An asbestos removal specialist looks for

Manca solo la firma di Monfalcone e dell’università di Trieste per rendere operativo il Centro interdipartimentale per lo studio delle malattie amianto-correlate che sarà incardinato all’interno dell’Ateneo triestino.

L’impegno assunto da comune e Ateneo, è di promuovere la ricerca scientifica sia sotto il profilo della cura di asbestosi e mesoteliomi pleurici, sia per quanto riguarda la prevenzione.

Perché Monfalcone? Perché la cittadina giuliana è stata toccata in maniera molto profonda dal problema, a causa delle centinaia di casi di malattia diffusi fra chi lavorava alla Italcantieri e fra chi è stato comunque in qualche modo esposto alle fibre lì prodotte.

Nel progetto è previsto il coinvolgimento di enti e istituzioni scientifiche italiani e internazionali: obiettivo è quello di promuovere una ricerca sull’amianto che agisca in rete sulla scorta di strategie e indirizzi internazionali, nazionali e regionali.

Si comincia (anche) con i 300mila euro che il Comune di Monfalcone ha ricevuto da Fincantieri dopo la rinuncia alla costituzione di parte civile ai processi per l’amianto (140mila euro) e delle multe per le Ztl (160mila euro).
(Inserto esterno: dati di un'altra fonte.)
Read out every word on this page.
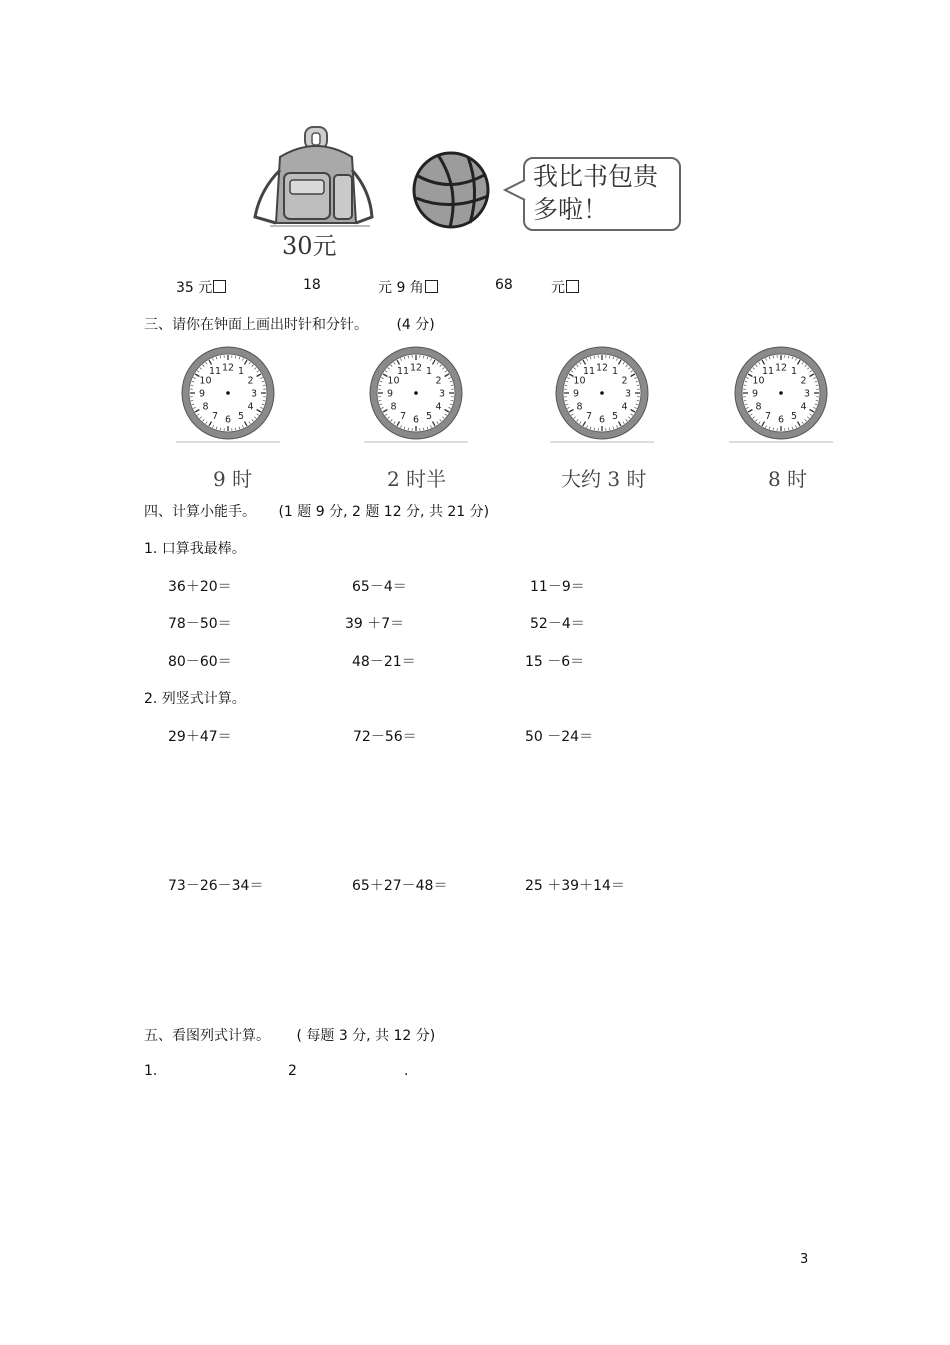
30元
我比书包贵
多啦！
35 元	18	元 9 角	68	元
三、请你在钟面上画出时针和分针。 (4 分)
12 1
2
3
4
5
6
7
8
9
10
11	12 1
2
3
4
5
6
7
8
9
10
11	12 1
2
3
4
5
6
7
8
9
10
11	12 1
2
3
4
5
6
7
8
9
10
11
9 时	2 时半	大约 3 时	8 时
四、计算小能手。 (1 题 9 分, 2 题 12 分, 共 21 分)
1. 口算我最棒。
36＋20＝	65－4＝	11－9＝
78－50＝	39 ＋7＝	52－4＝
80－60＝	48－21＝	15 －6＝
2. 列竖式计算。
29＋47＝	72－56＝	50 －24＝
73－26－34＝	65＋27－48＝	25 ＋39＋14＝
五、看图列式计算。 ( 每题 3 分, 共 12 分)
1.	2	.
3
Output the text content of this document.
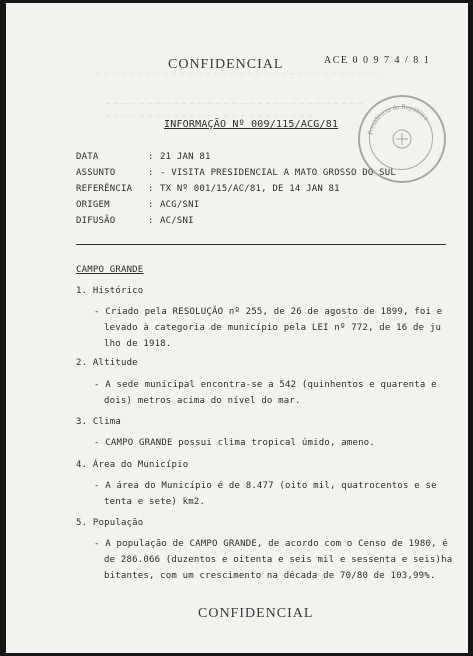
— — — — — — — — — — — — — — — — — — — — — — — — — — — — — — — — — —
— — — — — — — — — — — — — — — — — — — — — — — — — — — — — — —
— — — — — — — — — — — — — — — — — — — — — — — — —
CONFIDENCIAL	ACE 0 0 9 7 4 / 8 1
INFORMAÇÃO Nº 009/115/ACG/81
DATA	: 21 JAN 81
ASSUNTO	: - VISITA PRESIDENCIAL A MATO GROSSO DO SUL
REFERÊNCIA : TX Nº 001/15/AC/81, DE 14 JAN 81
ORIGEM	: ACG/SNI
DIFUSÃO	: AC/SNI
Presidência da República
CAMPO GRANDE
1. Histórico
- Criado pela RESOLUÇÃO nº 255, de 26 de agosto de 1899, foi e
levado à categoria de município pela LEI nº 772, de 16 de ju
lho de 1918.
2. Altitude
- A sede municipal encontra-se a 542 (quinhentos e quarenta e
dois) metros acima do nível do mar.
3. Clima
- CAMPO GRANDE possui clima tropical úmido, ameno.
4. Área do Município
- A área do Município é de 8.477 (oito mil, quatrocentos e se
tenta e sete) km2.
5. População
- A população de CAMPO GRANDE, de acordo com o Censo de 1980, é
de 286.066 (duzentos e oitenta e seis mil e sessenta e seis)ha
bitantes, com um crescimento na década de 70/80 de 103,99%.
CONFIDENCIAL
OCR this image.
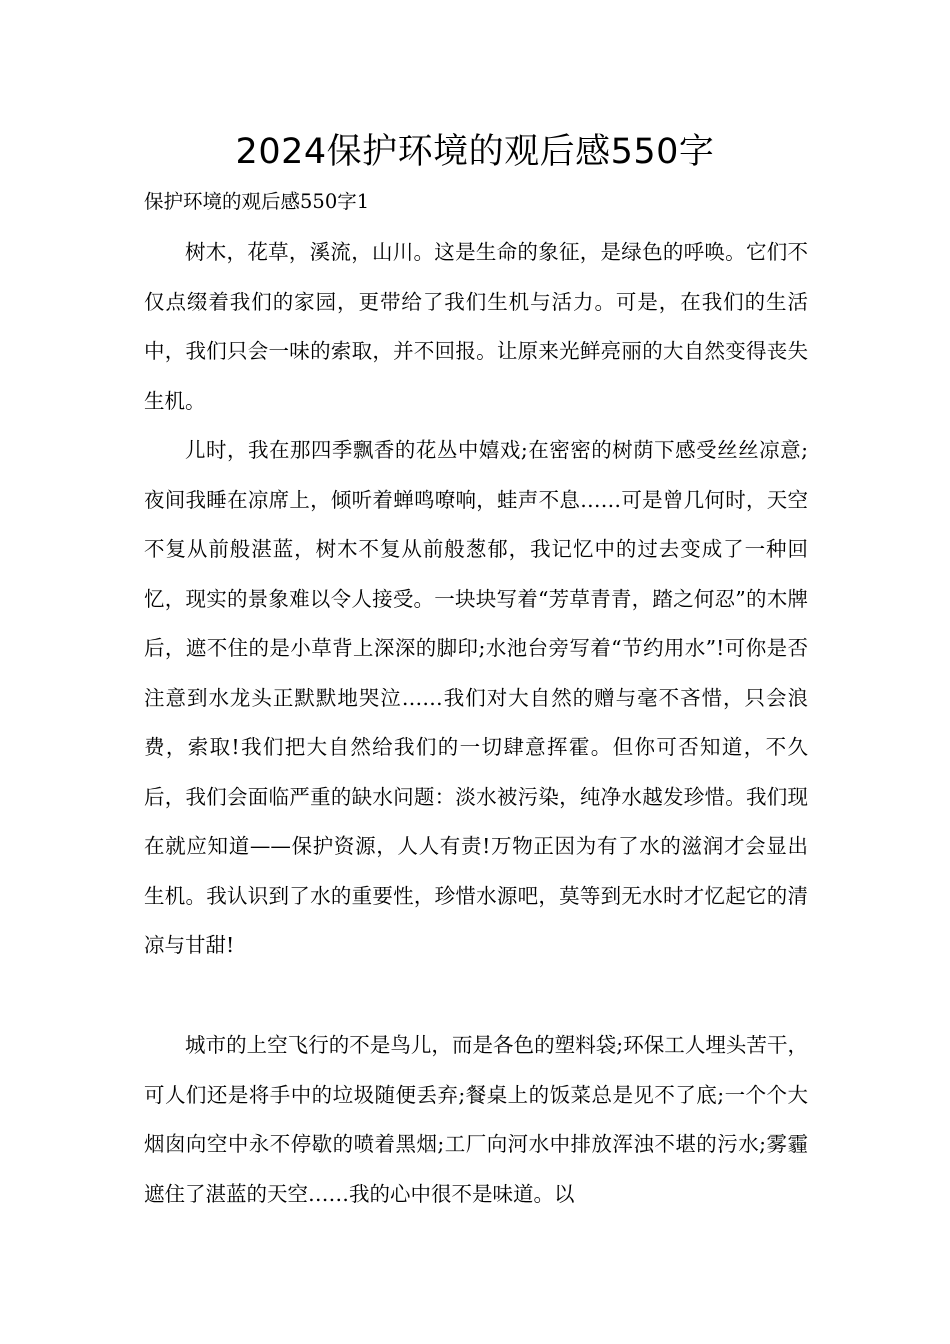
2024保护环境的观后感550字

保护环境的观后感550字1

树木，花草，溪流，山川。这是生命的象征，是绿色的呼唤。它们不仅点缀着我们的家园，更带给了我们生机与活力。可是，在我们的生活中，我们只会一味的索取，并不回报。让原来光鲜亮丽的大自然变得丧失生机。

儿时，我在那四季飘香的花丛中嬉戏;在密密的树荫下感受丝丝凉意;夜间我睡在凉席上，倾听着蝉鸣嘹响，蛙声不息……可是曾几何时，天空不复从前般湛蓝，树木不复从前般葱郁，我记忆中的过去变成了一种回忆，现实的景象难以令人接受。一块块写着“芳草青青，踏之何忍”的木牌后，遮不住的是小草背上深深的脚印;水池台旁写着“节约用水”!可你是否注意到水龙头正默默地哭泣……我们对大自然的赠与毫不吝惜，只会浪费，索取!我们把大自然给我们的一切肆意挥霍。但你可否知道，不久后，我们会面临严重的缺水问题：淡水被污染，纯净水越发珍惜。我们现在就应知道——保护资源，人人有责!万物正因为有了水的滋润才会显出生机。我认识到了水的重要性，珍惜水源吧，莫等到无水时才忆起它的清凉与甘甜!

城市的上空飞行的不是鸟儿，而是各色的塑料袋;环保工人埋头苦干，可人们还是将手中的垃圾随便丢弃;餐桌上的饭菜总是见不了底;一个个大烟囱向空中永不停歇的喷着黑烟;工厂向河水中排放浑浊不堪的污水;雾霾遮住了湛蓝的天空……我的心中很不是味道。以
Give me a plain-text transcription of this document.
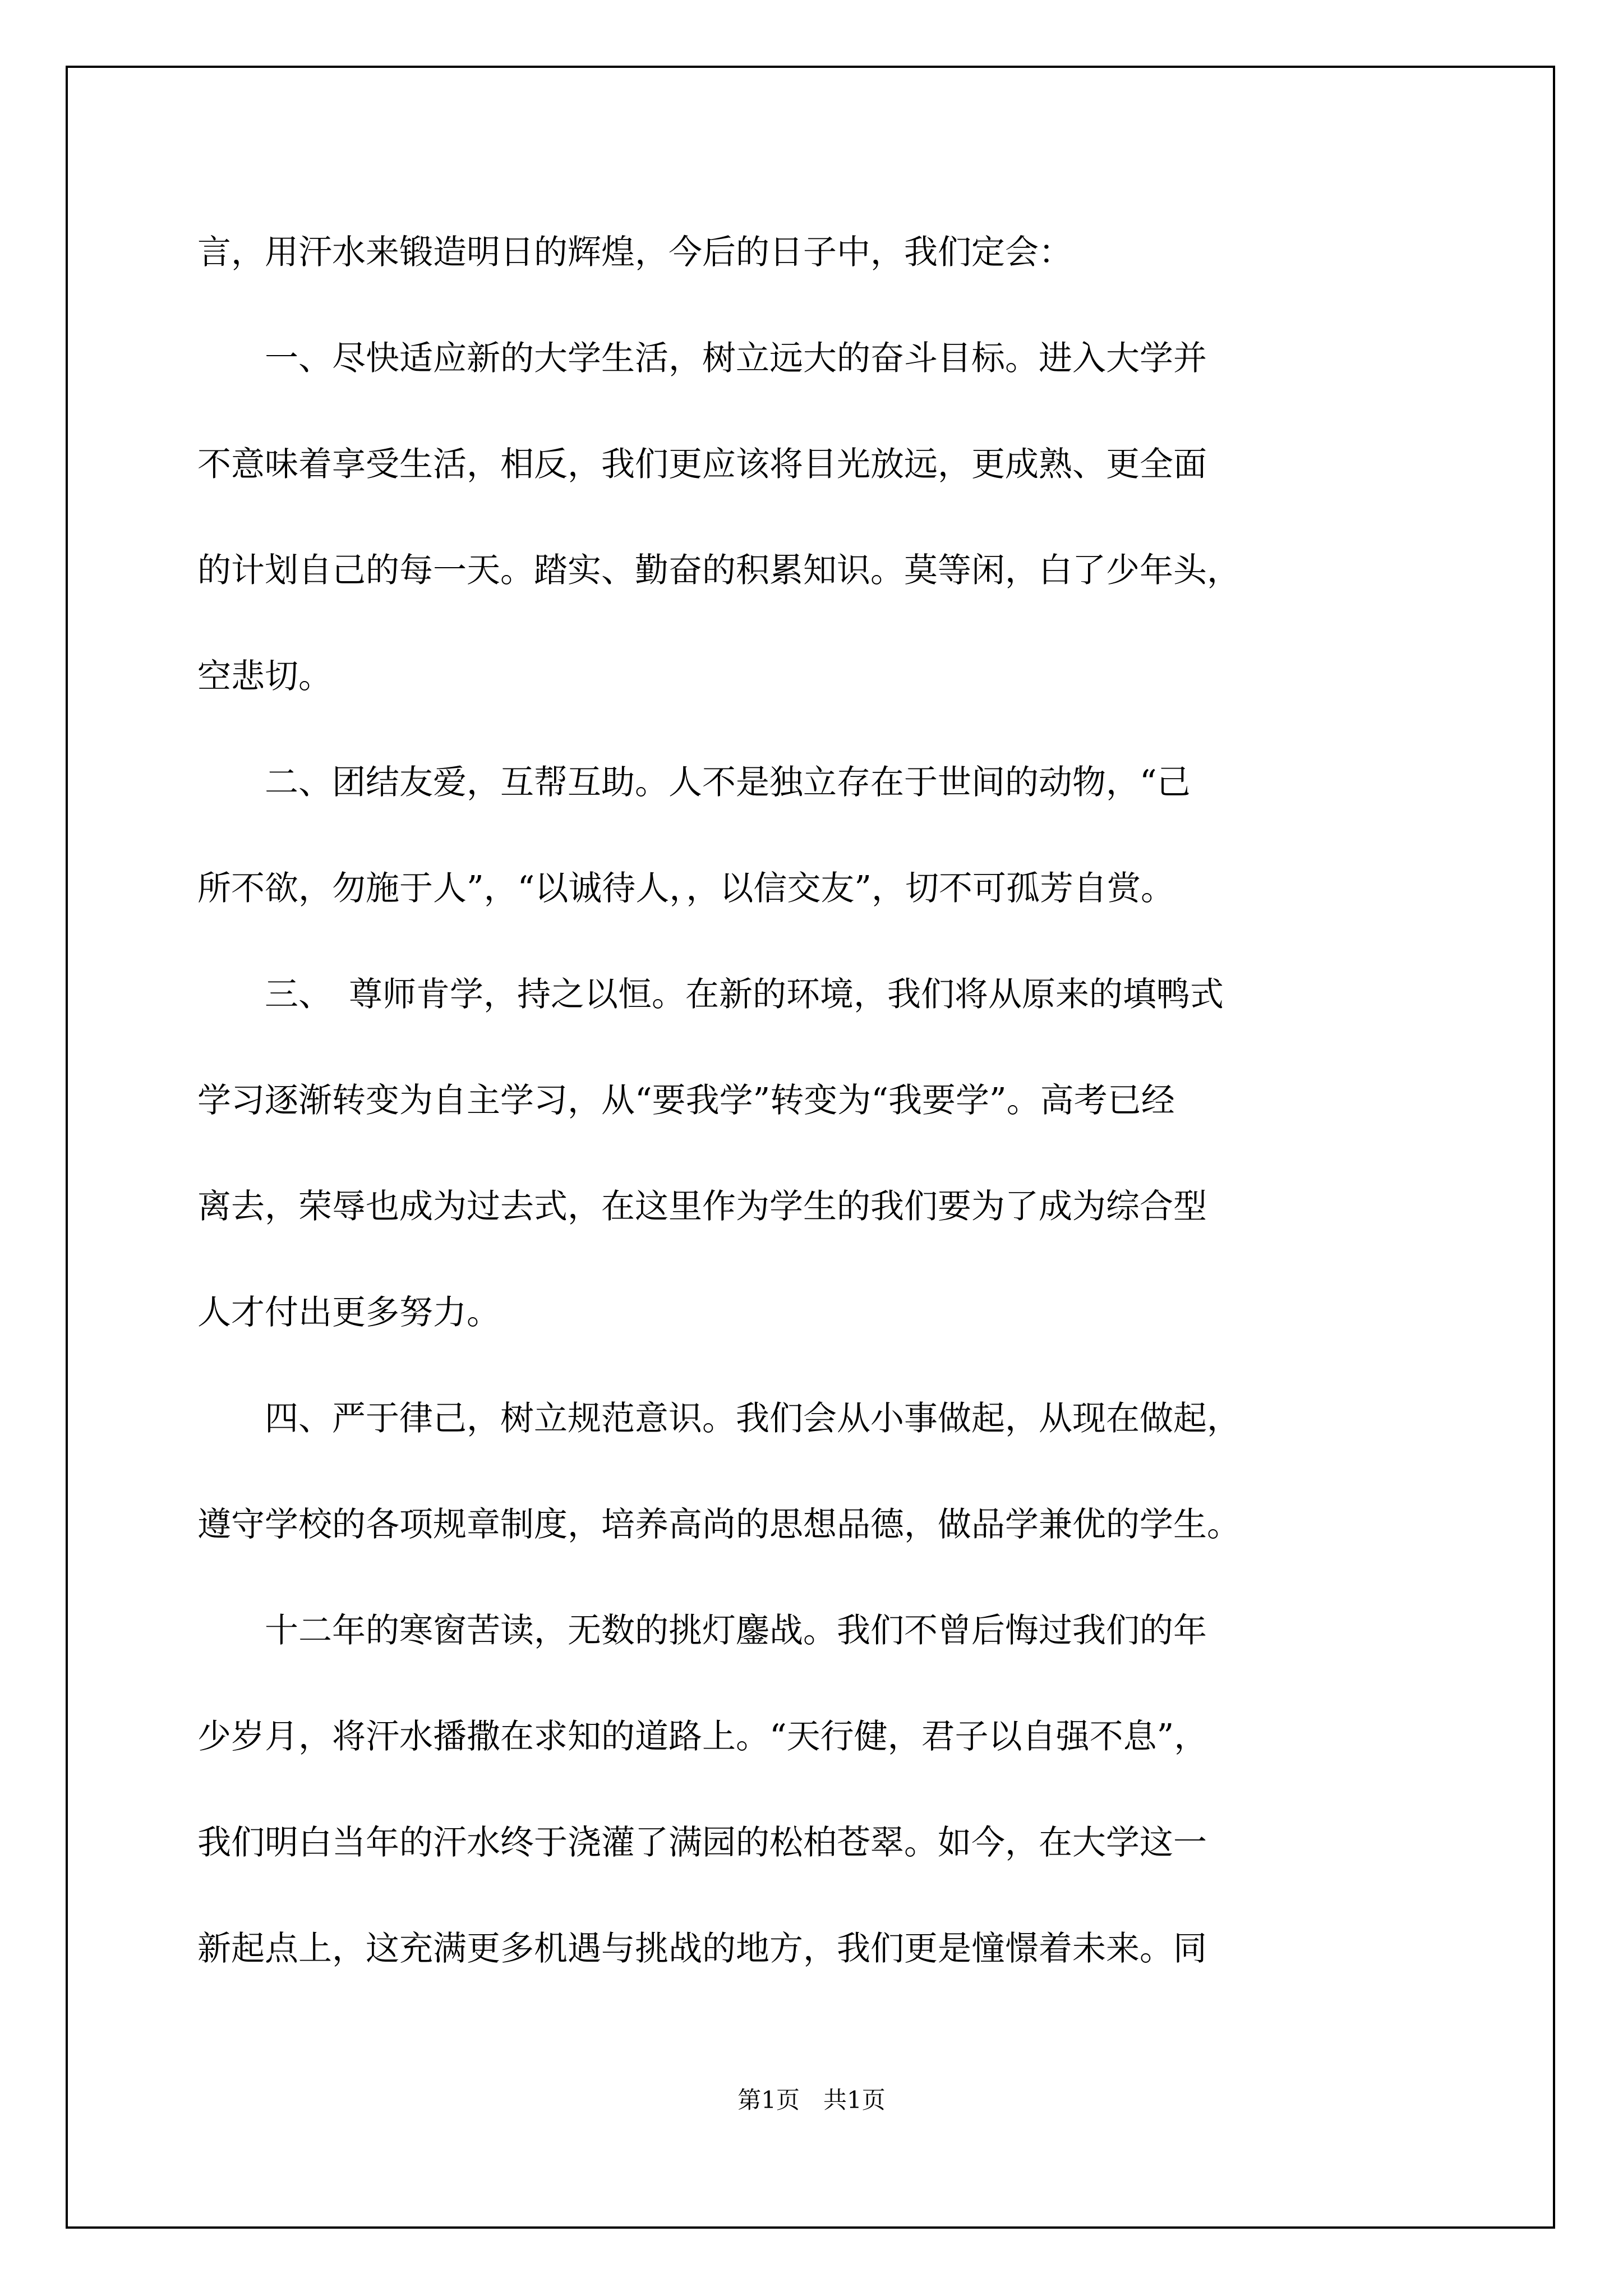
言，用汗水来锻造明日的辉煌，今后的日子中，我们定会：
　　一、尽快适应新的大学生活，树立远大的奋斗目标。进入大学并
不意味着享受生活，相反，我们更应该将目光放远，更成熟、更全面
的计划自己的每一天。踏实、勤奋的积累知识。莫等闲，白了少年头，
空悲切。
　　二、团结友爱，互帮互助。人不是独立存在于世间的动物，“己
所不欲，勿施于人”，“以诚待人，，以信交友”，切不可孤芳自赏。
　　三、　尊师肯学，持之以恒。在新的环境，我们将从原来的填鸭式
学习逐渐转变为自主学习，从“要我学”转变为“我要学”。高考已经
离去，荣辱也成为过去式，在这里作为学生的我们要为了成为综合型
人才付出更多努力。
　　四、严于律己，树立规范意识。我们会从小事做起，从现在做起，
遵守学校的各项规章制度，培养高尚的思想品德，做品学兼优的学生。
　　十二年的寒窗苦读，无数的挑灯鏖战。我们不曾后悔过我们的年
少岁月，将汗水播撒在求知的道路上。“天行健，君子以自强不息”，
我们明白当年的汗水终于浇灌了满园的松柏苍翠。如今，在大学这一
新起点上，这充满更多机遇与挑战的地方，我们更是憧憬着未来。同
第1页　共1页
“La cittadinanza di Monfalcone ha subito, nel corso degli anni, i drammatici effetti dell’esposizione all’amianto in diverse aziende, in particolare nei cantieri navali, ma l’amianto, che è ancora una calamità per il nostro territorio, è stato finora trattato più sul piano giudiziario e ambientale che su quello medico. Per noi, accertata la necessità di riconoscere quanto dovuto alle famiglie di chi purtroppo non c’è più, rimane l’importanza di dare una speranza a chi si ammalerà e a chi sta lottando con la malattia”,

ha spiegato il sindaco Silvia Altran a Il Piccolo. Come a Casale Monferrato, anche a Monfalcone il picco delle patologie deve ancora arrivare, ecco perché non si può più perdere tempo.